Das behindertengerechte Bad – worauf gilt es zu achten?

Schneller als oftmals gedacht, kann es notwendig werden, dass eine Wohnung und speziell hier auch das Bad behindertengerecht gestaltet sein muss. Ein normal gestaltetes Bad ist dann nicht mehr zweckmäßig und auch für eine eventuell notwendige häusliche Pflege muss ein Bad bestimmte Ansprüche erfüllen. Dabei ist die Anforderung an ein Haus beim Einrichten auch dann anders, wenn die Räumlichkeiten und speziell das Bad nicht altersgerecht sind.

Alt werden wir alle und deshalb macht es Sinn, sich rechtzeitig mit den Bedürfnissen an ein passendes Bad zu beschäftigen. Da wir relativ viel Zeit im Bad verbringen und sowohl behinderte wie auch ältere Menschen hier häufig erhöhten Gefahren ausgesetzt sind, gilt es, diese Unfallgefahr zu reduzieren oder auszuschalten.

Die Lösungen für die behindertengerechte Wohnung mit dem passenden Bad

Der behindertengerechte Badumbau ist immer darauf ausgerichtet, dass ein höherer Komfort bei der Nutzung gegeben ist und dass sich aufgrund körperlicher Einschränkungen des oder der Nutzer auch Erleichterungen bei der Nutzung von Dusche und Bad sowie auch beim Waschen ergeben. Die Basis bildet bei der richtigen Gestaltung vom Haus und speziell dem Bad eine Erleichterung beim Einsteigen in die Badewanne oder die Dusche. Dieses kann bei der Badewanne dahingehend umgesetzt werden, dass sie mit einer Badewannentür versehen wird. Die behindertengerechte Dusche verzichtet auf hohe Einstige und setzt auf eine bodengleiche und begehbare Duschtasse.
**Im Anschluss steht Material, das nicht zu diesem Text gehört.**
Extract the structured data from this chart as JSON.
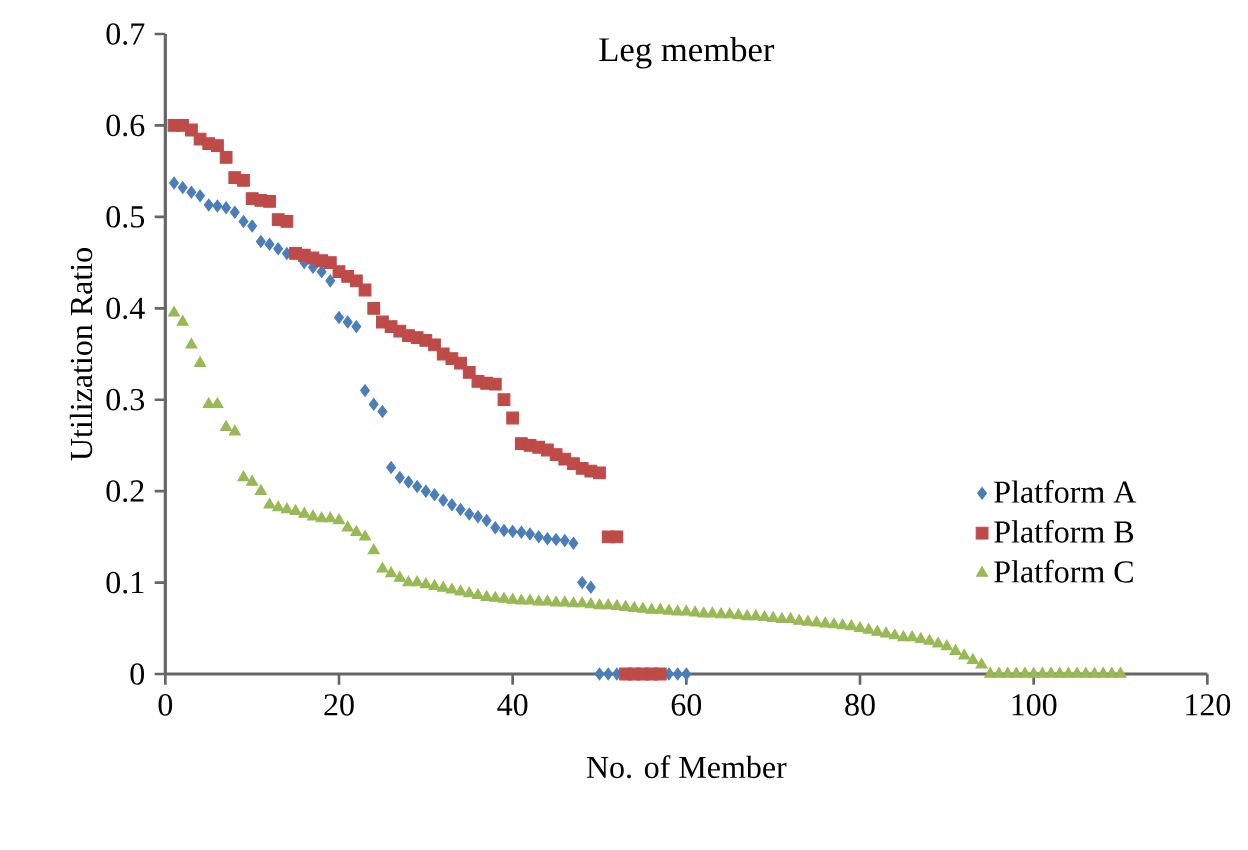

Dazu sind angebrachte Haltegriffe für zusätzliche Sicherheit notwendig.

Nicht vergessen werden sollte bei der behindertengerechten Badegestaltung die Ausstattung mit rutschhemmenden Fliesen und auch rutschmindernden Belägen in Dusche und Badewanne. Berücksichtigt werden sollten beim behindertengerechten Umbau des Bades die verbreiterten Türen, damit auch ein Rollstuhl bequem hindurch passt. Das gilt auch für die Anpassung der Türschwellen. Ausreichender Platz zum Wenden des Rollstuhls ist weiterhin wichtig.

Auch bei den Armaturen gibt es Lösungen, die eine ergonomische und leichte Bedienung der Armaturen möglich machen. Das WC kann entweder in erhöhter Sitzposition oder höhenverstellbar gestaltet werden. Bei Waschtischen ist es wichtig, dass diese entweder höhenverstellbar oder auch unterfahrbar sind. Nicht zuletzt sollten die Spiegel kippbar sein, um das Bad zu optimieren.